Jio to make $600 mn extra income thanks to TRAI’s interconnection rate?

India telecom ARPUFitch Ratings said TRAI’s decision to cut IUC by 57 percent will result in a transfer of $500 million -$600 million per year from incumbents to Reliance Jio.

Indian telecom operators such as Bharti Airtel, Idea Cellular, Vodafone, among others pay the MTR when one of their customers makes a voice call to a user on another network, with the fee going to the operator on which a call terminates.

Mobile operators with large subscriber bases tend to be net recipients of these interconnection fees. Bharti Airtel alone received about $75 million in interconnection revenue from Reliance Jio in April-June 2017.

Fitch Ratings said the financial performance of India’s main incumbent telecoms will be undermined by the telecom regulator’s plan to reduce the mobile termination rate (MTR) by 57 percent to INR0.06 per minute with effect from October 2017 and to remove it completely by January 2020.

The move should bring significant cost-savings and lead to faster-than-expected EBITDA break-even for recent entrant Reliance Jio, a subsidiary of Reliance Industries.
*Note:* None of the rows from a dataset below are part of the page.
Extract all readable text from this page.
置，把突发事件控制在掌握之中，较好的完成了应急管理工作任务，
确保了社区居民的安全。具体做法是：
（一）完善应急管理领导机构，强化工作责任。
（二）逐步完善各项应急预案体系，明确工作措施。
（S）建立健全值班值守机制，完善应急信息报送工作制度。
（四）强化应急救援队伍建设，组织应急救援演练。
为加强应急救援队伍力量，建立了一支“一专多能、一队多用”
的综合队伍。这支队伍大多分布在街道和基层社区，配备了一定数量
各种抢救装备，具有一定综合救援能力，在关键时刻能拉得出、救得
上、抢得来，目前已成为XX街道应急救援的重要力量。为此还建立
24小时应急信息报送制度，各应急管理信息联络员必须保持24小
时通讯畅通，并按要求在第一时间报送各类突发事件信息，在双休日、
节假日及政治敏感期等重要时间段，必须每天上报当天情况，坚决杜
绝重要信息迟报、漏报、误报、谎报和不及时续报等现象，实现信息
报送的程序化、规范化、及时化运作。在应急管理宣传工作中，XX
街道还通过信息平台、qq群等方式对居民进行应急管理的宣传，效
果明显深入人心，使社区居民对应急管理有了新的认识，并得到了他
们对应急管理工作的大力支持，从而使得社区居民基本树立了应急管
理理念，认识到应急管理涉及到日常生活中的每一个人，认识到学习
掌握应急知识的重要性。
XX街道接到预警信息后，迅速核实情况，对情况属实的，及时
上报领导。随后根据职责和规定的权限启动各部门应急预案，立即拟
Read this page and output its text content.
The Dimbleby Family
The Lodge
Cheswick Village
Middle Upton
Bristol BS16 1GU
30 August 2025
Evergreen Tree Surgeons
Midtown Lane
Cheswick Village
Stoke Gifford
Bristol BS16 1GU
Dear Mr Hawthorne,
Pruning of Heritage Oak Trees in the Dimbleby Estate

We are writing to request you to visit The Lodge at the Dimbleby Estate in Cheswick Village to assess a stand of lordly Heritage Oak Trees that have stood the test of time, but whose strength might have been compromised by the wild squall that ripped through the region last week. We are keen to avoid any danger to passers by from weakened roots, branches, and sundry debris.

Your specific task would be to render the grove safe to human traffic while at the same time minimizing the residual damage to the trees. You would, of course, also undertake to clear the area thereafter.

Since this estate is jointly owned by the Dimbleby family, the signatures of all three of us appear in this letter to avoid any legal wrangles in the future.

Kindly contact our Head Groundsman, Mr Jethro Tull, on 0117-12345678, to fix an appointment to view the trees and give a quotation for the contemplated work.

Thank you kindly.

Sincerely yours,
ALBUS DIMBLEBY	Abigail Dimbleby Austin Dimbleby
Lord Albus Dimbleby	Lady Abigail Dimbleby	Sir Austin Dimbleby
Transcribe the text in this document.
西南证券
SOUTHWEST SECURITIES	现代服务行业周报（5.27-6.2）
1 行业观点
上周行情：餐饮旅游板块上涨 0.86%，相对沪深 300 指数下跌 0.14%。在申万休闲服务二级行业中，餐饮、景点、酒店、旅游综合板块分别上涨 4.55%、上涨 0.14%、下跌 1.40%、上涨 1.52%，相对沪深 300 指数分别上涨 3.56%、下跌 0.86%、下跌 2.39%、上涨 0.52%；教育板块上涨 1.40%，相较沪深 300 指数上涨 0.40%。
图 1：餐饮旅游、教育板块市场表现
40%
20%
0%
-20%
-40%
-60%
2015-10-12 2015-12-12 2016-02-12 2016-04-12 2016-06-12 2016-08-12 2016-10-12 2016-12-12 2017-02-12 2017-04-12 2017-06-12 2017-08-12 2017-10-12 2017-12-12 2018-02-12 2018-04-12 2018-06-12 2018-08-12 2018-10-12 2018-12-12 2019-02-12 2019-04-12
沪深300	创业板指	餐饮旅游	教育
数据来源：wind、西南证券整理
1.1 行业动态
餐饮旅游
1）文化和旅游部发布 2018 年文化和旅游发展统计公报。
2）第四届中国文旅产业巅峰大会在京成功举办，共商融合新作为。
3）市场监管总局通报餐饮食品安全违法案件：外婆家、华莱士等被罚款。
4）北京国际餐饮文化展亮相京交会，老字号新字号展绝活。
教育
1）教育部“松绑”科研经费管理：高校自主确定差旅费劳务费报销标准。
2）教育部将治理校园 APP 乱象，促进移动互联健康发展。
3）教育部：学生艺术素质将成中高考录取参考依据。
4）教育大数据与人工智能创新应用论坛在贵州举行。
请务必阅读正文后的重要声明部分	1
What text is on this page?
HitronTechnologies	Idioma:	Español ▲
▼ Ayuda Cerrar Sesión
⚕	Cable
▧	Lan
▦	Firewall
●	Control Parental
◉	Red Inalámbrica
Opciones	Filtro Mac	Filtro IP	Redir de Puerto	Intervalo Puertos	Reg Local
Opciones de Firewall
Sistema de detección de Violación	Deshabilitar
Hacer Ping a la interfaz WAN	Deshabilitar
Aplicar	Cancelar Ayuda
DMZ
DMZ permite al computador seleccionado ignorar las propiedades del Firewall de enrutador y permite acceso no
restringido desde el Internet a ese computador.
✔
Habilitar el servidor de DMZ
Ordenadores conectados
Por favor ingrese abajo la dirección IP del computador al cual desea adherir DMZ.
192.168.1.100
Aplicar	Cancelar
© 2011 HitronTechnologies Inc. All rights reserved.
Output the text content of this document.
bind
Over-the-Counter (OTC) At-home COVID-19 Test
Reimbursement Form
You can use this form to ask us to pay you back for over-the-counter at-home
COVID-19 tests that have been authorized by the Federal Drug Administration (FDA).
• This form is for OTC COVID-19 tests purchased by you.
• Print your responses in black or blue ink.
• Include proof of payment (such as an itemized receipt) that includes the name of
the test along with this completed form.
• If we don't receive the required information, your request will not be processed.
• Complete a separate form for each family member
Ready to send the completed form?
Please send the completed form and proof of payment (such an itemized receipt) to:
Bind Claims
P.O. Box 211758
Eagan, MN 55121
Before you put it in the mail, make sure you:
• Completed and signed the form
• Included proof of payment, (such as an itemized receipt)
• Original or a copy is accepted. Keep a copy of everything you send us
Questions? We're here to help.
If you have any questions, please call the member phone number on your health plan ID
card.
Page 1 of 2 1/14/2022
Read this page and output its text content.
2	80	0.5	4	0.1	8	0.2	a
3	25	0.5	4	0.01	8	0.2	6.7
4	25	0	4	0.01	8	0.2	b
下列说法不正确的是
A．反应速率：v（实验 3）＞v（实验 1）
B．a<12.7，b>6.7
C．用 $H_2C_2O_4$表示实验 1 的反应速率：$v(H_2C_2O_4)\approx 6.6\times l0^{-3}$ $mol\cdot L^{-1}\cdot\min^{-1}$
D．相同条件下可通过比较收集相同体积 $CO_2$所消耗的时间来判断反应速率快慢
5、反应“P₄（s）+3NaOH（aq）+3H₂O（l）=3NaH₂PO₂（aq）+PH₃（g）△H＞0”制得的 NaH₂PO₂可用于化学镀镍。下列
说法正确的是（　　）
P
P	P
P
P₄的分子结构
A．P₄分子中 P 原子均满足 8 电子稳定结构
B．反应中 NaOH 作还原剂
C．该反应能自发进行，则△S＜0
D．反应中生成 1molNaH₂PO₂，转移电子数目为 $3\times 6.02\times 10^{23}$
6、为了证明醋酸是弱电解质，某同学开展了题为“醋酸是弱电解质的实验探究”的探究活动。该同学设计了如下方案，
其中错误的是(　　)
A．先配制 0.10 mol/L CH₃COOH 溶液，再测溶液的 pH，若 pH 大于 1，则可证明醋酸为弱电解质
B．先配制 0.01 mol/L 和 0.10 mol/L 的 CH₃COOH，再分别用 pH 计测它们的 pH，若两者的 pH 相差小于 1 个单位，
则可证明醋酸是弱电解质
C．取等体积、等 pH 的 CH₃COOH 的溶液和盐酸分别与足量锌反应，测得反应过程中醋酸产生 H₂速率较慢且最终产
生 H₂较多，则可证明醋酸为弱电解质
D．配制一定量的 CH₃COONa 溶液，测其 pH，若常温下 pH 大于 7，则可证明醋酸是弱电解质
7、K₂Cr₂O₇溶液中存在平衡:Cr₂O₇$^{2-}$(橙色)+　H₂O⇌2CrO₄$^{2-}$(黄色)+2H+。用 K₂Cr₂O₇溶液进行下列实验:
Fitch Ratings said the MTR cut will reduce the EBITDA of Bharti Airtel, Idea Cellular and Vodafone India by 3 percent – 6 percent in the financial year ending March 2018 (FY18). This will place further pressure on them, which are already facing unprecedented competition from Jio.

Industry average revenue per user declined by 20 percent-22 percent yoy in Q1 FY 2018, reflecting Jio’s offer of free voice, text and data services for six months from September 2016 and its subsequent discounts and promotions to win subscribers.

Most incumbents have lost subscriber market share to Jio during the last two quarters, with Bharti the exception.

The removal of the MTR in 2020 will have a much smaller impact. Reliance Jio’s net payment of interconnections fees to incumbents will fall as its subscriber base grows, and asymmetry will be minimal by 2020.

Jio already had 98 million active subscribers at end-July 2017 with a 9.6 percent share. Moreover, overall voice revenue will continue to drop as a result of Jio free voice call offerings and the rising popularity of data-led ‘over the top’ (OTT) operators.

Bharti Airtel’s revenue and EBITDA will decline by at least 5 percent in FY 2018 amid intense competition and lower MTRs.

Mobile blended average revenue per user is likely to fall to around INR150 or $2.2 by March 2018, down 5 percent from March 2017.

Jio, which has a revenue market share of around 4 percent-5 percent, will increase its revenue share to more than 10 percent by 2018.

Faisal Kawoosa, principal analyst — Telecommunications & ESDM at CyberMedia Research said the reduction in IUC will be hitting the Capex related investments and ROI on the existing infrastructure investments of mobile operators.